Matières de base : Et si la menace venait de Chine... ?
Depuis plusieurs années et plus encore après la crise financière mondiale, c'est la croissance chinoise qui soutient la demande en matières de base. A telle enseigne que l'on constate un fossé considérable entre la demande des pays développés et celle de la Chine. C'est le cas par exemple dans l'acier où la production chinoise a augmenté de 13,5% l'année dernière lorsqu'elle baissait aux environs de 30% dans les pays européens développés et de 34% sur le continent nord américain. Du coup, la dépendance chinoise fait apparaître une nouvelle fragilité pour la croissance économique mondiale....

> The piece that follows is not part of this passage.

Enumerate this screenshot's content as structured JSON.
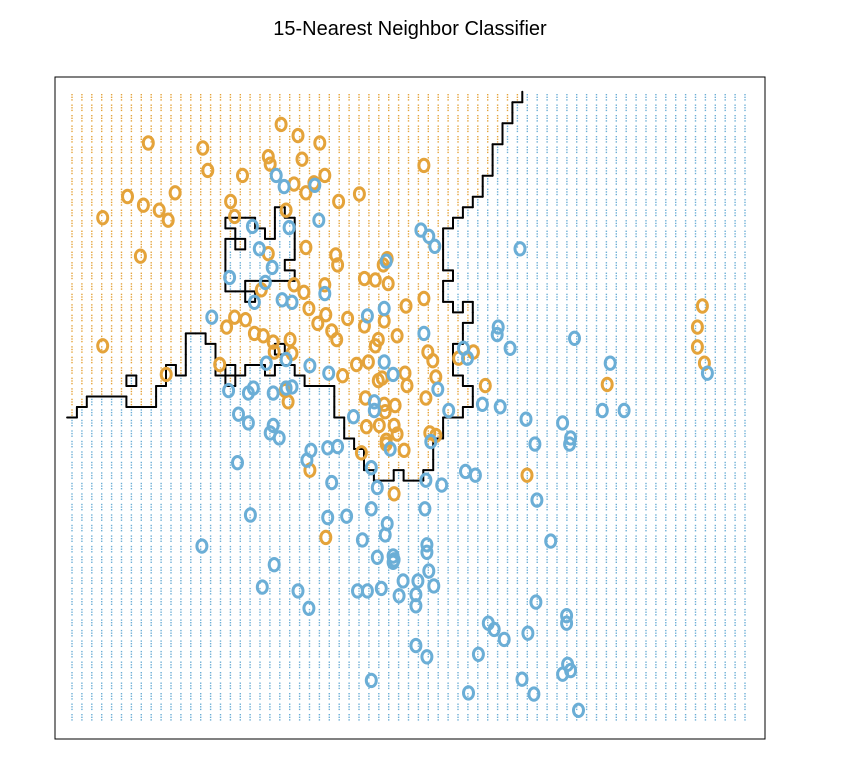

La crise économique mondiale que nous traversons dans les pays riches est fortement limitée grâce à la croissance chinoise et à l'injection d'argent public. Mais, d'une part les chinois augmentant considérablement leurs productions et par voie de conséquence leurs exportations notamment dans les matières de base, cela fait apparaître des tensions commerciales, et le risque du retour au protectionnisme. Et d'autre part, le financement public qui a pour but de stimuler la demande interne pourrait bien se révéler insuffisant pour surmonter les déséquilibres économiques issus de cette crise.
Ainsi, n'oublions pas que la Chine refuse que sa monnaie soit totalement convertible à l'égard du dollar américain. Cela lui permet d'avoir une marge de manœuvre sur sa politique d'exportations ainsi que sur celle des pays du sud-est asiatique. Et dans les matières de base, la Chine mène une politique expansionniste. Elle continue d'augmenter sa position que cela soit dans l'acier, l'aluminium, le ciment, la production de plastique et ne modernise pas à la même vitesse ses unités de production. Par voie de conséquence, les pressions augmentent dans les pays riches pour mettre en place des mesures anti-dumping à l'égard des importations de produits chinois. D'ailleurs, les autorités américaines ont récemment pris des mesures protectionnistes à l'égard des importations de pneus chinois. Idem en Europe sur les aciers inoxydables via Eurofer.
La Chine reconnaît qu'elle doit d'abord stimuler son marché interne. Et grâce à ses décisions, son économie a progressé de 9,8% au troisième trimestre 2009 et 7,9% au deuxième trimestre 2009. Pendant ce temps, les économies des pays riches étaient en récession. Mais, cette croissance est-elle durable ? Alors qu'elle représente près de 50% de la production mondiale d'acier brut pour moins de 10% du PIB mondial, combien de temps la Chine pourra maintenir un taux de croissance si élevé dans ce contexte de déséquilibre mondial ? N'oublions pas que ce pays n'est pas une démocratie et qu'à ce titre son économie manque de transparence. Ainsi, par exemple, la sidérurgie est à 90% nationalisée. Sans oublier que l'organisation de l'administration n'est pas très efficace et que la corruption est courante.
Selon les prévisions, la Chine produira 800 millions de tonnes d'acier en 2013, contre 660 millions de tonnes en 2008. Et pour une grande partie, cette production n'est pas rentable aujourd'hui. Au premier trimestre 2009, 48 sidérurgistes chinois affichaient des bilans en perte. Cela ne signifie-t-il pas qu'il existe déjà une surcapacité de production d'acier en Chine. ? Selon les experts du Metal Bulletin, c'est le cas et va durer encore au moins pendant deux années. Le taux de la capacité d'utilisation devrait rester en-dessous de 80%.
Il est important de se rappeller que la consommation d'acier avait commencé à baisser en Chine au cours du second semestre 2008. Or, elle a redémarré uniquement grâce aux mesures de soutien du gouvernement chinois notamment sur le secteur de l'automobile et celui des biens d'équipements.
En conclusion, il existe un véritable risque qu'une nouvelle bulle financière se constitue sur les actifs chinois. En fait, pour l'instant la surcapacité de la sidérurgie chinoise persiste, et celle-ci ne se modernise pas. Le Yuan ne s'apprécie pas assez pour forcer à améliorer rapidement la compétitivité des unités de production chinoises. Autant de facteurs qui montrent la fragilité de la reprise économique actuelle, et en même temps le risque lié à la dépendance à l'égard de la Chine.